Variety in your training routine is crucial for building strength and flexibility. Once you’re a forward lunge expert, switch it up with a variation and consider adding weight with dumbbells, resistance bands, or more sets and repetitions.

Lunge variations:

    1. Lateral lunge—Step to the side for this variation to better target inner and outer thigh muscles.
      1. Start with your feet facing forward, parallel, and hip-width apart. Hold your arms out in front of you, comfortably, to assist with balance. After tightening your core, shift your weight to your heels, and lift your right leg. Slowly step out to the same side. Keep both feet faced forward.
      2. Plant your right foot firmly on the ground, bend at your hips, and push your hips back while shifting your weight into your right foot. Continue pushing into your right leg until your shinbone is vertical to the floor and your right knee aligns with the second toe in your right foot. Your left leg should be near-straight with most of your weight shifted to your right hip. Keep both of your feet flat on the floor and your arms extended to assist with balance. You’ll know you stepped too wide if you can’t keep your knee in line with your foot. If so, shorten your step.

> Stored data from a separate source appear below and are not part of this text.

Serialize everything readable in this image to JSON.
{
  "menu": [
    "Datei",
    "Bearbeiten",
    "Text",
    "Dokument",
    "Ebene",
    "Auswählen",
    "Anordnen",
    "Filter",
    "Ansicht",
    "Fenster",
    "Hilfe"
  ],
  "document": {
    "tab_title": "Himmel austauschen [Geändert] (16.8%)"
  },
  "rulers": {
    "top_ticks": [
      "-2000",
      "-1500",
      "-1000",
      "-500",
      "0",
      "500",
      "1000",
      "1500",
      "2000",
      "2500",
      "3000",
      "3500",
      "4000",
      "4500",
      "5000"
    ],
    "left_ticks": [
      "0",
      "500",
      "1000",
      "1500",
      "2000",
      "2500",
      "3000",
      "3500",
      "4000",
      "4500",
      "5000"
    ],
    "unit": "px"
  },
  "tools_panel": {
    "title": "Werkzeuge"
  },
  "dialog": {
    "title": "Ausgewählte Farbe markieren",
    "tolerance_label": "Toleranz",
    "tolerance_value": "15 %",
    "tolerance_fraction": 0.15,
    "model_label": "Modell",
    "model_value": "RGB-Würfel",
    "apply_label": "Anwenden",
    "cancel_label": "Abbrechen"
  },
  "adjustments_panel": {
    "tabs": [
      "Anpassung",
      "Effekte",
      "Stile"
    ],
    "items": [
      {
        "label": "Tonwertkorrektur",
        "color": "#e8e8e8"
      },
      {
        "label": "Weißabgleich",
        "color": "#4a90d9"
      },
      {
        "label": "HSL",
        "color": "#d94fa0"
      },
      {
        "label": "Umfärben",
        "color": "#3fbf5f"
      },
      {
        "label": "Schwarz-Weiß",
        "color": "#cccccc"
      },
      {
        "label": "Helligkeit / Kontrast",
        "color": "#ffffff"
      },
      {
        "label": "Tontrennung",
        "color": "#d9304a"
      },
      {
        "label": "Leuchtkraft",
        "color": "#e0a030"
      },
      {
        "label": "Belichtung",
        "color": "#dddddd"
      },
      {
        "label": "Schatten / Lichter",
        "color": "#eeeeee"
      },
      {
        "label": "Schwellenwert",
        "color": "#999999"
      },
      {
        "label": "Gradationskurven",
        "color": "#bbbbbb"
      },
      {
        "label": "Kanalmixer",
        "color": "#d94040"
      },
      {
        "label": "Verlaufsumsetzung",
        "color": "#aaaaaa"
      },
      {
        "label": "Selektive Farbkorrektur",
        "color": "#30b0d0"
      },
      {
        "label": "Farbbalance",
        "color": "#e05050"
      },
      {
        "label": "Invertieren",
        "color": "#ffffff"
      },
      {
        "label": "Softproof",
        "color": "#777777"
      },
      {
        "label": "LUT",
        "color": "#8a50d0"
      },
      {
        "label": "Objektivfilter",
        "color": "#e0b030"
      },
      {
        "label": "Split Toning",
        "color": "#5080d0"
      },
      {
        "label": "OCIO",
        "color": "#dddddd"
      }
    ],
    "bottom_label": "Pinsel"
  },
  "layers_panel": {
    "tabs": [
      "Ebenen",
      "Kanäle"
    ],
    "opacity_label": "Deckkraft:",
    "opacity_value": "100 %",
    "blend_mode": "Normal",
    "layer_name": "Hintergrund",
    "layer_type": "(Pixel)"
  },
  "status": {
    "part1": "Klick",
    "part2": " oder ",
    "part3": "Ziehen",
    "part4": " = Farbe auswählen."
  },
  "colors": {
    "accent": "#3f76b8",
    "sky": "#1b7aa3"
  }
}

      3. Push from your right leg and return to the upright starting position, then repeat on the other side.
    2. Walking lunge—Challenge your balance by adding forward movement to a classic lunge! Perform a forward lunge as described above but push off the floor with your back foot to meet your front foot. Pause at the starting position to regain balance or immediately step into another lunge with the opposite foot. Challenge yourself by hovering your back leg into another lunge without setting it down. Break up walking, jogging, or running workouts with intermittent intervals of walking lunges. Try doing walking lunges for distance (i.e., 50 yards), time (i.e., 45 seconds), or repetitions (i.e., 12 each side)!
    3. Reverse lunge—Target your glutes by stepping backward instead of forward. Make sure to follow the same postural and alignment cues used to perform a proper forward lunge. Try this variation if you have problematic knees.
    4. Reverse lunge with a kick—Perform a standard reverse lunge and instead of returning your foot to the floor, kick your leg out in front of you. This variation uses additional core musculature to help you hover your leg and kick—that’s a lot of balance!
    5. Lunge with bicep curl—Turn the lunge into a lower and upper body movement to target three major muscle groups (legs, trunk, and arms). Start with two dumbbells at your side, then perform a classic or reverse lunge. Focus on stabilizing your torso and keeping the dumbbells straight by your side. Avoid swaying and leaning forward. When your front and back legs reach comfortable, near 90-degree angles, perform a slow and controlled bicep curl, keeping your elbows close to your body and in-line with your torso, then return to the starting position. Select dumbbells that allow you to perform at least 2-3 sets of 8-12 repetitions per leg.